Looking at the statistics of the referendum, it is evident that a vast number of rural areas voted to leave the EU. We in this place must respect that decision, but we should also ask why that was—I fear that debate is for another day. As we are now on the cusp of triggering article 50, I welcome this debate, which was initiated by SNP Members. Indeed, I even agree with them in several areas. We agree that we must do all we can to support our vitally important rural areas and we agree that the rural economy is vital to the British economy at large. Food security is key, along with the rural way of life. But sadly that is where our paths diverge. The title of the debate on the Order Paper is “Effect of the UK leaving the EU on the rural economy”, and I take umbrage at literally the first word of that title. What does it say about an Opposition party that it uses the word “effect” when talking about Brexit and the rural economy, rather than the opportunities it presents? It seems to want to do down our rural areas from the start, and I certainly cannot agree with that.

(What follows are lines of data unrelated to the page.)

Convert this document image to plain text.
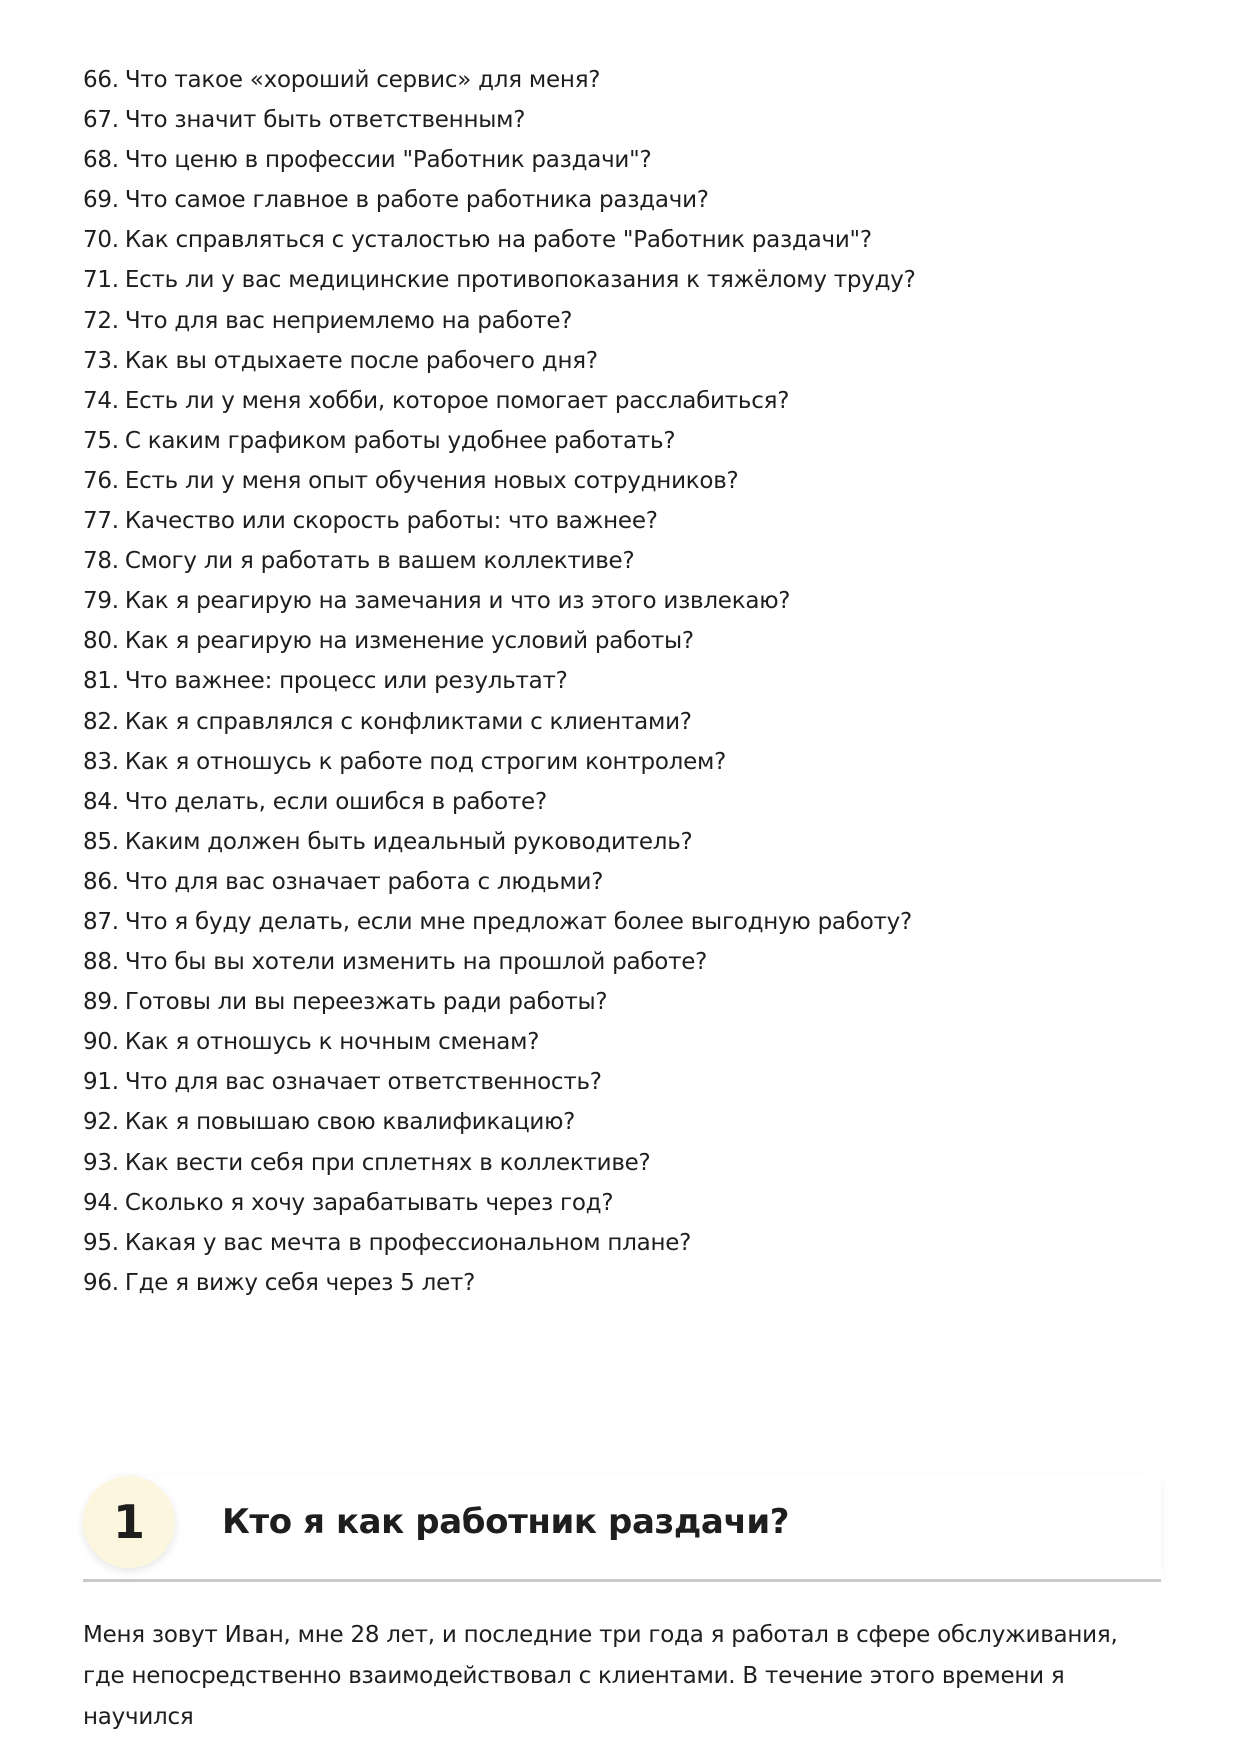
66. Что такое «хороший сервис» для меня?
67. Что значит быть ответственным?
68. Что ценю в профессии "Работник раздачи"?
69. Что самое главное в работе работника раздачи?
70. Как справляться с усталостью на работе "Работник раздачи"?
71. Есть ли у вас медицинские противопоказания к тяжёлому труду?
72. Что для вас неприемлемо на работе?
73. Как вы отдыхаете после рабочего дня?
74. Есть ли у меня хобби, которое помогает расслабиться?
75. С каким графиком работы удобнее работать?
76. Есть ли у меня опыт обучения новых сотрудников?
77. Качество или скорость работы: что важнее?
78. Смогу ли я работать в вашем коллективе?
79. Как я реагирую на замечания и что из этого извлекаю?
80. Как я реагирую на изменение условий работы?
81. Что важнее: процесс или результат?
82. Как я справлялся с конфликтами с клиентами?
83. Как я отношусь к работе под строгим контролем?
84. Что делать, если ошибся в работе?
85. Каким должен быть идеальный руководитель?
86. Что для вас означает работа с людьми?
87. Что я буду делать, если мне предложат более выгодную работу?
88. Что бы вы хотели изменить на прошлой работе?
89. Готовы ли вы переезжать ради работы?
90. Как я отношусь к ночным сменам?
91. Что для вас означает ответственность?
92. Как я повышаю свою квалификацию?
93. Как вести себя при сплетнях в коллективе?
94. Сколько я хочу зарабатывать через год?
95. Какая у вас мечта в профессиональном плане?
96. Где я вижу себя через 5 лет?
1	Кто я как работник раздачи?

Меня зовут Иван, мне 28 лет, и последние три года я работал в сфере обслуживания, где непосредственно взаимодействовал с клиентами. В течение этого времени я научился
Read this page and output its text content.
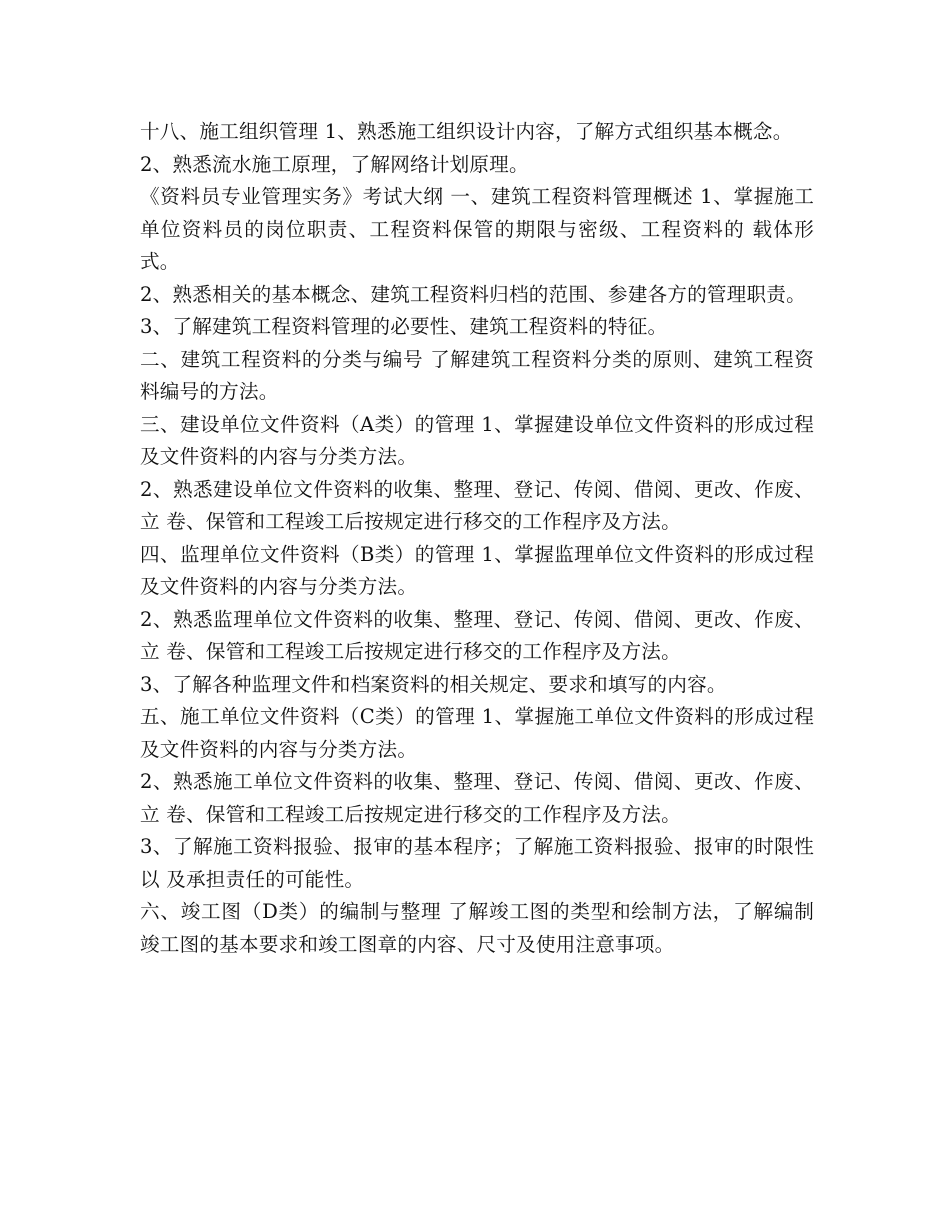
十八、施工组织管理 1、熟悉施工组织设计内容，了解方式组织基本概念。

2、熟悉流水施工原理，了解网络计划原理。

《资料员专业管理实务》考试大纲 一、建筑工程资料管理概述 1、掌握施工单位资料员的岗位职责、工程资料保管的期限与密级、工程资料的 载体形式。

2、熟悉相关的基本概念、建筑工程资料归档的范围、参建各方的管理职责。

3、了解建筑工程资料管理的必要性、建筑工程资料的特征。

二、建筑工程资料的分类与编号 了解建筑工程资料分类的原则、建筑工程资料编号的方法。

三、建设单位文件资料（A类）的管理 1、掌握建设单位文件资料的形成过程及文件资料的内容与分类方法。

2、熟悉建设单位文件资料的收集、整理、登记、传阅、借阅、更改、作废、立 卷、保管和工程竣工后按规定进行移交的工作程序及方法。

四、监理单位文件资料（B类）的管理 1、掌握监理单位文件资料的形成过程及文件资料的内容与分类方法。

2、熟悉监理单位文件资料的收集、整理、登记、传阅、借阅、更改、作废、立 卷、保管和工程竣工后按规定进行移交的工作程序及方法。

3、了解各种监理文件和档案资料的相关规定、要求和填写的内容。

五、施工单位文件资料（C类）的管理 1、掌握施工单位文件资料的形成过程及文件资料的内容与分类方法。

2、熟悉施工单位文件资料的收集、整理、登记、传阅、借阅、更改、作废、立 卷、保管和工程竣工后按规定进行移交的工作程序及方法。

3、了解施工资料报验、报审的基本程序；了解施工资料报验、报审的时限性以 及承担责任的可能性。

六、竣工图（D类）的编制与整理 了解竣工图的类型和绘制方法，了解编制竣工图的基本要求和竣工图章的内容、尺寸及使用注意事项。
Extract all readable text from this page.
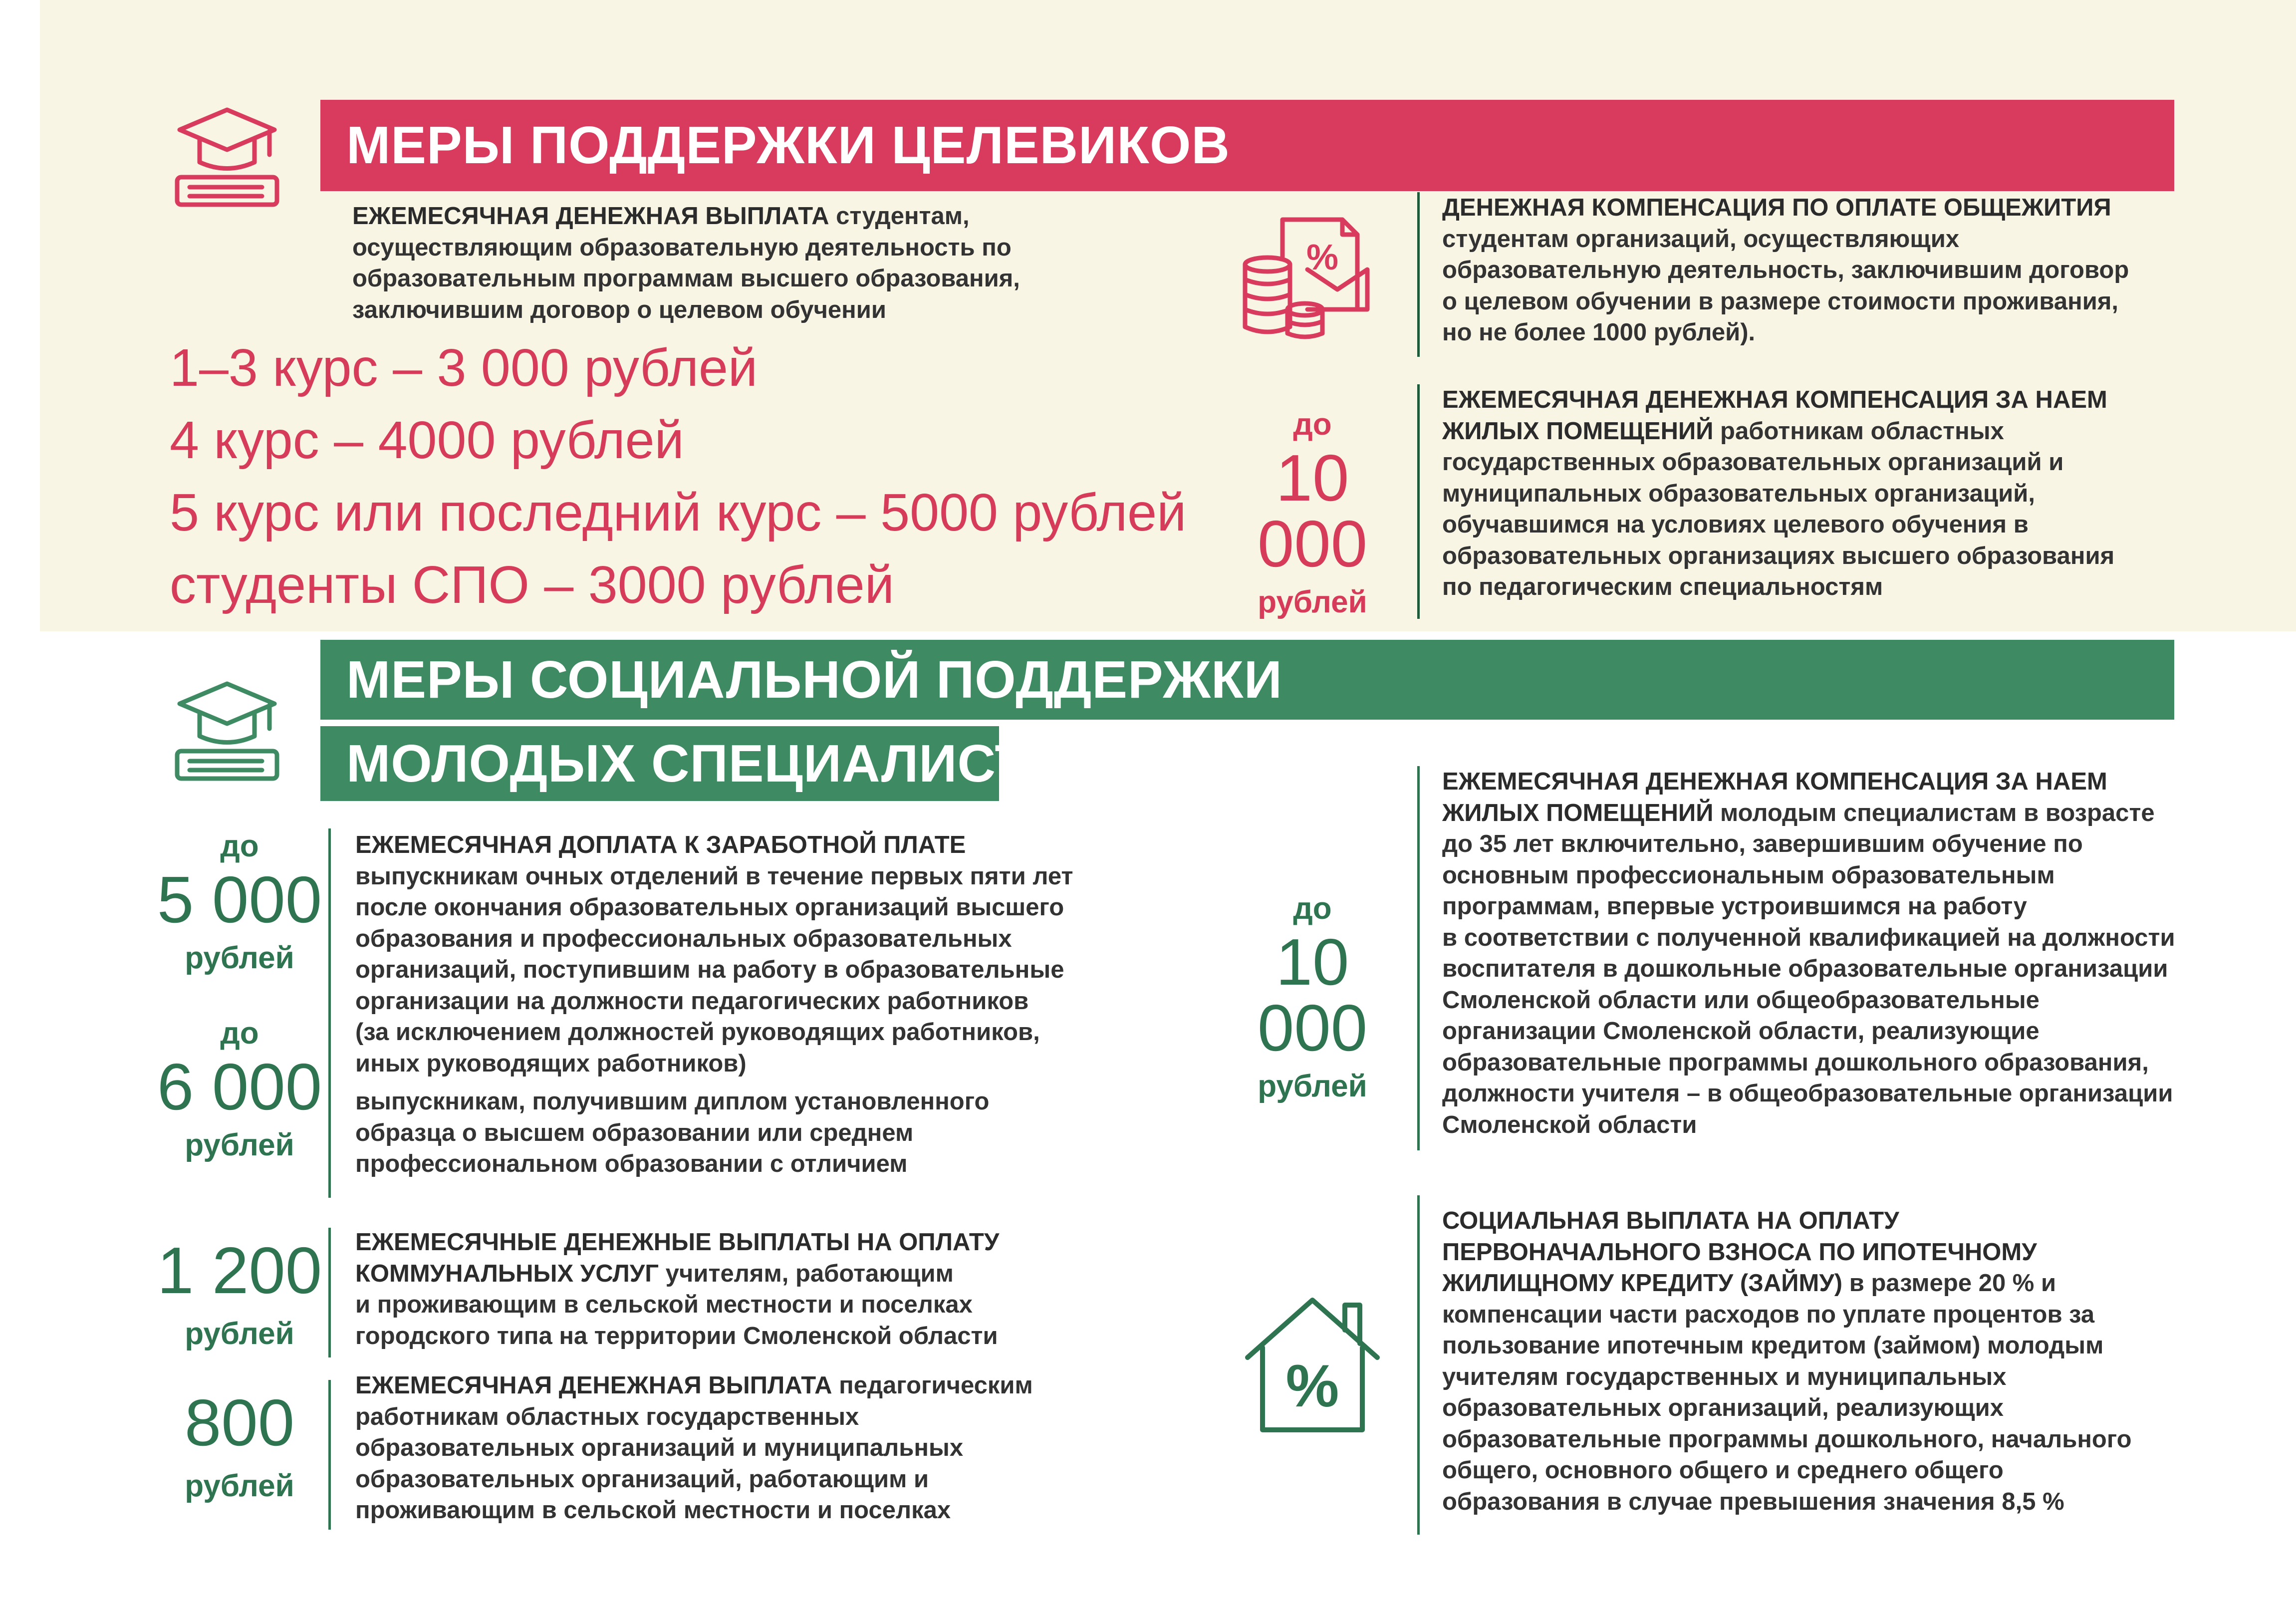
МЕРЫ ПОДДЕРЖКИ ЦЕЛЕВИКОВ
ЕЖЕМЕСЯЧНАЯ ДЕНЕЖНАЯ ВЫПЛАТА студентам,
осуществляющим образовательную деятельность по
образовательным программам высшего образования,
заключившим договор о целевом обучении
1–3 курс – 3 000 рублей
4 курс – 4000 рублей
5 курс или последний курс – 5000 рублей
студенты СПО – 3000 рублей
%
ДЕНЕЖНАЯ КОМПЕНСАЦИЯ ПО ОПЛАТЕ ОБЩЕЖИТИЯ
студентам организаций, осуществляющих
образовательную деятельность, заключившим договор
о целевом обучении в размере стоимости проживания,
но не более 1000 рублей).
до
10 000
рублей
ЕЖЕМЕСЯЧНАЯ ДЕНЕЖНАЯ КОМПЕНСАЦИЯ ЗА НАЕМ
ЖИЛЫХ ПОМЕЩЕНИЙ работникам областных
государственных образовательных организаций и
муниципальных образовательных организаций,
обучавшимся на условиях целевого обучения в
образовательных организациях высшего образования
по педагогическим специальностям
МЕРЫ СОЦИАЛЬНОЙ ПОДДЕРЖКИ
МОЛОДЫХ СПЕЦИАЛИСТОВ
до
5 000
рублей
до
6 000
рублей
ЕЖЕМЕСЯЧНАЯ ДОПЛАТА К ЗАРАБОТНОЙ ПЛАТЕ
выпускникам очных отделений в течение первых пяти лет
после окончания образовательных организаций высшего
образования и профессиональных образовательных
организаций, поступившим на работу в образовательные
организации на должности педагогических работников
(за исключением должностей руководящих работников,
иных руководящих работников)
выпускникам, получившим диплом установленного
образца о высшем образовании или среднем
профессиональном образовании с отличием
1 200
рублей
ЕЖЕМЕСЯЧНЫЕ ДЕНЕЖНЫЕ ВЫПЛАТЫ НА ОПЛАТУ
КОММУНАЛЬНЫХ УСЛУГ учителям, работающим
и проживающим в сельской местности и поселках
городского типа на территории Смоленской области
800
рублей
ЕЖЕМЕСЯЧНАЯ ДЕНЕЖНАЯ ВЫПЛАТА педагогическим
работникам областных государственных
образовательных организаций и муниципальных
образовательных организаций, работающим и
проживающим в сельской местности и поселках
до
10 000
рублей
ЕЖЕМЕСЯЧНАЯ ДЕНЕЖНАЯ КОМПЕНСАЦИЯ ЗА НАЕМ
ЖИЛЫХ ПОМЕЩЕНИЙ молодым специалистам в возрасте
до 35 лет включительно, завершившим обучение по
основным профессиональным образовательным
программам, впервые устроившимся на работу
в соответствии с полученной квалификацией на должности
воспитателя в дошкольные образовательные организации
Смоленской области или общеобразовательные
организации Смоленской области, реализующие
образовательные программы дошкольного образования,
должности учителя – в общеобразовательные организации
Смоленской области
%
СОЦИАЛЬНАЯ ВЫПЛАТА НА ОПЛАТУ
ПЕРВОНАЧАЛЬНОГО ВЗНОСА ПО ИПОТЕЧНОМУ
ЖИЛИЩНОМУ КРЕДИТУ (ЗАЙМУ) в размере 20 % и
компенсации части расходов по уплате процентов за
пользование ипотечным кредитом (займом) молодым
учителям государственных и муниципальных
образовательных организаций, реализующих
образовательные программы дошкольного, начального
общего, основного общего и среднего общего
образования в случае превышения значения 8,5 %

If nothing else, Brexit presents major opportunities for our rural economy: on subsidy reform, new markets, forestry, tourism and broadband access, to name but a few. One of the major issues I hear when travelling around my constituency is the effect that leaving the EU will have on single farm payments and the common agricultural policy, but I cannot help but think that there is a great opportunity here for Britain. One thing is for sure—I am sure the whole House agrees—there is nothing common about the common agricultural policy.
Time is against us, but it is clear that there are two sides to this debate and two sides alone. There are those who want to do down our farmers as nothing more than a subsidy, and there are those who believe that our farmers have the capacity to be the most innovative in the world. There are those who want to do down our rural areas as wholly reliant on the EU, and there are those who want to do up our rural areas so that they may flourish. There are those who seek nothing but their own self-created negativity towards Brexit, and there are those who see nothing but the opportunity that it will provide.
After the Brexit vote last year, we are now in possession of the ambition that our American cousins have held for more than 300 years, for we can truly state that Great Britain is the land of opportunity. Now is the time to capitalise on that. All that matters is that we go into our negotiations with the right attitude and protect our rural economy for the long term.